When continuous WAL archiving is used in a standby, there are two different scenarios: the WAL archive can be shared between the primary and the standby, or the standby can have its own WAL archive. When the standby has its own WAL archive, set archive_mode to always, and the standby will call the archive command for every WAL segment it receives, whether it’s by restoring from the archive or by streaming replication. The shared archive can be handled similarly, but the archive_command or archive_library must test if the file being archived exists already, and if the existing file has identical contents. This requires more care in the archive_command or archive_library, as it must be careful to not overwrite an existing file with different contents, but return success if the exactly same file is archived twice. And all that must be done free of race conditions, if two servers attempt to archive the same file at the same time.

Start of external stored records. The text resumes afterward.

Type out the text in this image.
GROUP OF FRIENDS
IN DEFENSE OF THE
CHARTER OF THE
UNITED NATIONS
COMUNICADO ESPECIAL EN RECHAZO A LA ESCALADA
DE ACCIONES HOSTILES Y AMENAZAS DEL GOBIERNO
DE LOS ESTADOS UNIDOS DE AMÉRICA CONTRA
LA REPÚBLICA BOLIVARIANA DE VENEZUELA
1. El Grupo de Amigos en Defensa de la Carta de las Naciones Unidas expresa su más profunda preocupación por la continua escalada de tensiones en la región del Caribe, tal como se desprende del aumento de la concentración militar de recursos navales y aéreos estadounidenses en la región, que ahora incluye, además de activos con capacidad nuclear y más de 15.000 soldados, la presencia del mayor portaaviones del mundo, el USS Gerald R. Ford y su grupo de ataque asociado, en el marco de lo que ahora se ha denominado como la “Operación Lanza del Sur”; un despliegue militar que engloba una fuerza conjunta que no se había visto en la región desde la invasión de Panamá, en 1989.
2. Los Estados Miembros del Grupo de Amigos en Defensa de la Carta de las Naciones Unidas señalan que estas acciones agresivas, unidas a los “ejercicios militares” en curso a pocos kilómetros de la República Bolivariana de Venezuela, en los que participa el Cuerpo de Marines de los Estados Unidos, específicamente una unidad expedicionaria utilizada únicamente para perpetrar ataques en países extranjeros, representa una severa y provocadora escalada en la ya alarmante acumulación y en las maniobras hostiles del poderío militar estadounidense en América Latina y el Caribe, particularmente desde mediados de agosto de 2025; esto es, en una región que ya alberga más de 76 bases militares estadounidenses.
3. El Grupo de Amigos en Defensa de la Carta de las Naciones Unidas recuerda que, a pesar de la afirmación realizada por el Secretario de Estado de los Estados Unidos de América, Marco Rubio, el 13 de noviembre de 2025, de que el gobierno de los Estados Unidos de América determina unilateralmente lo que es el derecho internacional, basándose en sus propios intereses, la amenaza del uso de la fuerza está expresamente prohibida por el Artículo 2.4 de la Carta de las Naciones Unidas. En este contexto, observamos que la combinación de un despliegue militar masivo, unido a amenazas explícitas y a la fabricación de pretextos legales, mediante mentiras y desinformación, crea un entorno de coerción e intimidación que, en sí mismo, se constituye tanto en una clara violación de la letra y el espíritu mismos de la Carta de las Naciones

如果将 archive_mode 设置为 on,则在恢复或备用模式期间不会启用归档器。如果备用服务器已提升,则它将在提升后开始归档,但不会归档它自己未生成的任何 WAL 或时间线历史文件。若要在归档中获得 WAL 文件的完整系列,必须确保在 WAL 到达备用数据库之前对所有 WAL 进行归档。使用基于文件的日志传输时,必然会遇到这种情况,因为备用数据库只能恢复归档中找到的文件,但启用流复制时则不会。当服务器不在恢复模式中时,on 模式和 always 模式之间没有区别。
If archive_mode is set to on, the archiver is not enabled during recovery or standby mode. If the standby server is promoted, it will start archiving after the promotion, but will not archive any WAL or timeline history files that it did not generate itself. To get a complete series of WAL files in the archive, you must ensure that all WAL is archived, before it reaches the standby. This is inherently true with file-based log shipping, as the standby can only restore files that are found in the archive, but not if streaming replication is enabled. When a server is not in recovery mode, there is no difference between on and always modes.